Once they had passed through the second wall, Carla and Tully soared skyward, passing through the realm of the waking world and into the dark, velvet world of starlight. They walked for a while high above the glitter and ghostly glimmer of Paradisio that stretched as far as the eye could see.
“Where’s Between the Walls?” Tully asked, peering in all directions.
“We can’t see it. The walls around it send images of Paradisio back to us.”
“It really is like a box then. With a lid,” Tully mused.
“There’s something behind this, Tully. And I think we ought to find out what it is.”
“Why us?”
Carla chewed the inside of her lip thoughtfully. “Because we’re not exactly like the Grigori. I know they keep telling us we are, that we’ve come home blah blah blah. But I don’t feel as though I belong here. Not the way it is. Maybe the way it used to be…”
“Speculation, sweetheart. This place is the best. The dog’s bollix, as Dad would say. We’ll settle in, and when we do, we might find we were worrying about nothing at all.”
Tully smiled and hummed a tune, and Carla wondered if he even understood what made her feel uneasy. Tully’s singing made the stars gleam brighter, and meteorites danced like synchronised fireworks around their heads. Either she and Tully had developed powers they could never have imagined even in Lutecia, or Paradisio itself was full of magic. Tully stopped humming and held his head on one side, listening. His eyes glittered with amazement.
“Can you hear?” he whispered.
Carla stood quite still and held her breath. The silence of the night sky was broken. Like ripples on a stream, faint music made by unearthly voices came to her over the waves of darkness. She looked at Tully, her eyes wide.
“It’s the stars,” he breathed, “the planets. They’re singing.”
“What does it mean?”
Tully beamed at her. “It means we’re in heaven.”
Carla grinned. “Seriously.”
“The possibilities here are endless. Nothing is beyond us if we try hard enough. You can see why Nisroc wants to protect his world.”
Carla frowned slightly as if a cloud had passed over the moon, and the music faded. “Yeah. I s’ppose.”
Tully took her hand and led her into a fiery nest of stardust. “You worry too much,” he said gently and pulled her down beside him. “Time for dreaming.”
Carla snuggled into his arms, loosening his shirt from his trousers, letting his unmistakeable Tully smell fill her senses.
“I wonder if the Grigori dream too,” she said.
“Erelah said they all do.”
“Erelah? You mean we might bump into her up here?”
“What have you got against Erelah, anyway?

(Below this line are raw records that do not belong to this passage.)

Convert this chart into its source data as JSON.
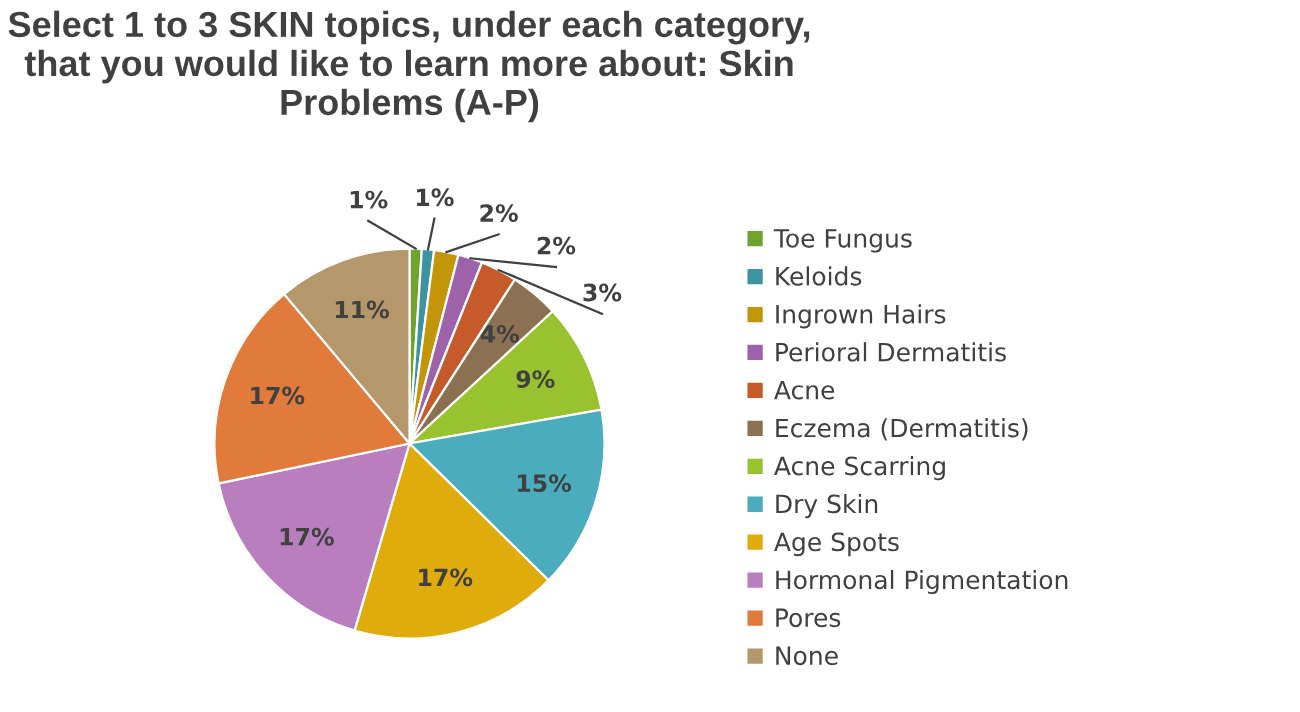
{
  "chart_data": {
    "type": "pie",
    "title": "Select 1 to 3 SKIN topics, under each category, that you would like to learn more about: Skin Problems (A-P)",
    "categories": [
      "Toe Fungus",
      "Keloids",
      "Ingrown Hairs",
      "Perioral Dermatitis",
      "Acne",
      "Eczema (Dermatitis)",
      "Acne Scarring",
      "Dry Skin",
      "Age Spots",
      "Hormonal Pigmentation",
      "Pores",
      "None"
    ],
    "values": [
      1,
      1,
      2,
      2,
      3,
      4,
      9,
      15,
      17,
      17,
      17,
      11
    ],
    "value_labels": [
      "1%",
      "1%",
      "2%",
      "2%",
      "3%",
      "4%",
      "9%",
      "15%",
      "17%",
      "17%",
      "17%",
      "11%"
    ],
    "colors": [
      "#6fa32c",
      "#3d93a0",
      "#c3960a",
      "#9e62a8",
      "#c55a2b",
      "#8b7052",
      "#99c32e",
      "#4aacbc",
      "#e0ac0c",
      "#b87ebe",
      "#e07b3c",
      "#b5976c"
    ],
    "legend": "right"
  }
}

She’s a good laugh, when you get to know her.”
“And you have?”
“Yeah, a bit.”
Carla fought to keep her ground in what felt like shifting sands. She held Tully tighter, finding the buckle on his belt. She bit his ear and whispered, “Like this?”
Tully kissed her hard on the mouth. “You ask the silliest questions.”
“Indulge me.”
Tully kissed her again. And again. “Of course not.”
His hands were on her skin beneath her shirt. His mouth was on hers. The stars were singing. Carla let the unpleasant thoughts slip into the gentle darkness between the planets and returned Tully’s kiss with the same passion as in the old days.